London, Europe Brief News – The ripple effects of the Ukraine crisis have disrupted energy and food markets. Among many other factors, supply chain disruptions and price spikes in key commodities have been pushing the world towards a precarious inflationary surge.
This will have immediate and devastating effects on household welfare—with those in poverty and near-poverty typically hit hardest due to their higher energy and food budget share— posing significant policy challenges to governments during the response.
To win an economy that works for people and planet, we need a new approach to inflation.
Food and energy response
Facing high debt levels and rising borrowing costs, policymakers should prioritize targeted support through social safety nets to the most vulnerable people. In some countries, this might entail providing discounts on utility bills (for basic usage) to vulnerable low- and middle-income families.

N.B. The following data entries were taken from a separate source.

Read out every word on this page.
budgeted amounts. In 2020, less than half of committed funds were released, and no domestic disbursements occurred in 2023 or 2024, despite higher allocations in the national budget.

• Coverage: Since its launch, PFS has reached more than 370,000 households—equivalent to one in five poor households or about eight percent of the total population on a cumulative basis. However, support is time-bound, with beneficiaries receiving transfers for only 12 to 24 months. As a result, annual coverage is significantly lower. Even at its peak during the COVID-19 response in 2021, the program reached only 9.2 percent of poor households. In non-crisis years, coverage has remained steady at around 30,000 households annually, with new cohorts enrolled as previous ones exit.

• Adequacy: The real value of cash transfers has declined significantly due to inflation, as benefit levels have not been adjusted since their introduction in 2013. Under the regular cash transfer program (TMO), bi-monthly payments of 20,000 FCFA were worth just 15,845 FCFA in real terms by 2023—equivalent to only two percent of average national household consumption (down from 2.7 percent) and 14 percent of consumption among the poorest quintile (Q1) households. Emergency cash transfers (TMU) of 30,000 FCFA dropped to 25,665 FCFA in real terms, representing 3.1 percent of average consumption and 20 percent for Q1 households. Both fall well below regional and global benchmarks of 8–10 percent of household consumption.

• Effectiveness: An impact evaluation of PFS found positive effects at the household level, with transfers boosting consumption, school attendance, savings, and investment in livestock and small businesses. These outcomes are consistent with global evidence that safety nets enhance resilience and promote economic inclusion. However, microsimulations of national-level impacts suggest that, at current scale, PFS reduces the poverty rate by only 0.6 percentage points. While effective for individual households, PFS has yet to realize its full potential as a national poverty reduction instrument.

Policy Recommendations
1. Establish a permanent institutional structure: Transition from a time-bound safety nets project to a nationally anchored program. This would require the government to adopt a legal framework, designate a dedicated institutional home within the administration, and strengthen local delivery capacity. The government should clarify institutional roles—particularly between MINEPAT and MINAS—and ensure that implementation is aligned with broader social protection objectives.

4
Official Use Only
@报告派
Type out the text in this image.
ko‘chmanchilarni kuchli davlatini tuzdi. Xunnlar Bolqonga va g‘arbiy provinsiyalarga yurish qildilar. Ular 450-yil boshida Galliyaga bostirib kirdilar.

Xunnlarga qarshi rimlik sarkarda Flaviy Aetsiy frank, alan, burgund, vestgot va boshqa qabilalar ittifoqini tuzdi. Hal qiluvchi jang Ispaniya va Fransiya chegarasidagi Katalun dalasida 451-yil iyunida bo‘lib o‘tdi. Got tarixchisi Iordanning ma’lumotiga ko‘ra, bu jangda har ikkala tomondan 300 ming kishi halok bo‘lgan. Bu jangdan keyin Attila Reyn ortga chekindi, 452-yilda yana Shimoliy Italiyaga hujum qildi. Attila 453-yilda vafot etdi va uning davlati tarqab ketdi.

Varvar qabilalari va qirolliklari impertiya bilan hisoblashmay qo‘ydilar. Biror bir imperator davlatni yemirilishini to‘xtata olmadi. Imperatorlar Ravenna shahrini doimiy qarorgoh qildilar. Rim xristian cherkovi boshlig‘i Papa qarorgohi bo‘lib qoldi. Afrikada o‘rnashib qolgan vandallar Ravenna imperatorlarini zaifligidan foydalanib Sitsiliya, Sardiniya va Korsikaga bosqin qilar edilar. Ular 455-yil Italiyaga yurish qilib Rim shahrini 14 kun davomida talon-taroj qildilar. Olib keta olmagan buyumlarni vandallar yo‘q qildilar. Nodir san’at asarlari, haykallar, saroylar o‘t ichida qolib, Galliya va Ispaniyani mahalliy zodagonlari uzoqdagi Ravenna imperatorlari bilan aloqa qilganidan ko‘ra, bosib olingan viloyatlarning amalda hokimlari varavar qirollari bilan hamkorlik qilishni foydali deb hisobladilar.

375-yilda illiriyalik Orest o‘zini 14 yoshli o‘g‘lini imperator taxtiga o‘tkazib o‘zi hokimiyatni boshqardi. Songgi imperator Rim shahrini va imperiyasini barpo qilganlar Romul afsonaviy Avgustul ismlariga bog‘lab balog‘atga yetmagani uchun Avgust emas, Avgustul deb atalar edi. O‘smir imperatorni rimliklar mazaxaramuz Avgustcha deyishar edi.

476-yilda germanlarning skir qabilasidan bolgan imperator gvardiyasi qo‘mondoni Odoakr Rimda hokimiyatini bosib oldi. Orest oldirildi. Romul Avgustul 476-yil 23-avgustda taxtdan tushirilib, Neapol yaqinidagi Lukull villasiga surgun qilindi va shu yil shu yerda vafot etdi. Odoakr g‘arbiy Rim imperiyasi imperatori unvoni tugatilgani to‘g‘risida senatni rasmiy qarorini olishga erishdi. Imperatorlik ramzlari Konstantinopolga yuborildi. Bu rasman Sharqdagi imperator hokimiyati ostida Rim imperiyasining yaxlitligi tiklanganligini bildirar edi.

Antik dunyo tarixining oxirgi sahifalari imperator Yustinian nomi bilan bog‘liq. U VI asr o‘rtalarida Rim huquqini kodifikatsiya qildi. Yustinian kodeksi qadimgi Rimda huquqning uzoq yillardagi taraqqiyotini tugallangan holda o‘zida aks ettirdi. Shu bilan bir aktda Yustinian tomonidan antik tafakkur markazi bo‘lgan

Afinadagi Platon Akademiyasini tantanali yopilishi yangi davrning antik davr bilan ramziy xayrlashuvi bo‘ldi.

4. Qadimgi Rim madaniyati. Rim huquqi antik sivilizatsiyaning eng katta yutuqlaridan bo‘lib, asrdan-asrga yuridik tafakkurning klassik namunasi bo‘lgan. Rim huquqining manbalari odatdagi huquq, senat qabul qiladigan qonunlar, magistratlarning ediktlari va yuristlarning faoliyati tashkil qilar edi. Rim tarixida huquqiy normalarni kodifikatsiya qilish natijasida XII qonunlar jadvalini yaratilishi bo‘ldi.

Allowing energy prices to adjust is crucial to preserving broader incentives to curb energy use and increase supply. Faced with long-lasting supply shocks and broad-based inflation, governments should not attempt to limit price increases through price controls, subsidies, or tax cuts. Such a move would be costly to budgets and ultimately ineffective. With limited resources, many low-income countries will need greater global efforts in humanitarian assistance and emergency financing.
In a time of high inflation, policies to address high food and energy prices should not add to aggregate demand. Demand pressures force central banks to raise interest rates even higher, making it more expensive to service government debt. A tightening fiscal stance sends a powerful signal that policymakers are aligned in their fight against inflation.
Fostering economic resilience
Our report highlights that governments need to build resilience over time to a range of adverse shocks. The pandemic and the global financial crisis have shown that governments must prepare for rainy days. Building fiscal buffers gradually would eventually allow policymakers to respond swiftly and flexibly to crises.
Several fiscal tools that have proved useful during the pandemic can be made part of a more permanent toolkit, depending on countries’ capacity and available fiscal space. Job-retention schemes, for example, proved effective during the pandemic by stabilizing more than 40 percent of individual income loss in the European Union. Exceptional financial support to companies can prevent widespread bankruptcies. But such support should be reserved for severe crises as it exposes governments to sizable fiscal risks.
More generally, social safety nets help people bounce back from unemployment, sickness, or poverty, making them more resilient to a broad set of challenges. Such systems can be made readily scalable and better targeted with the help of digital technology.
We have seen how major global crises during the past decade-and-a-half have led to innovative and forceful fiscal responses. Countries should rethink the role of fiscal policy in a shock-prone era and learn from experiences across the world.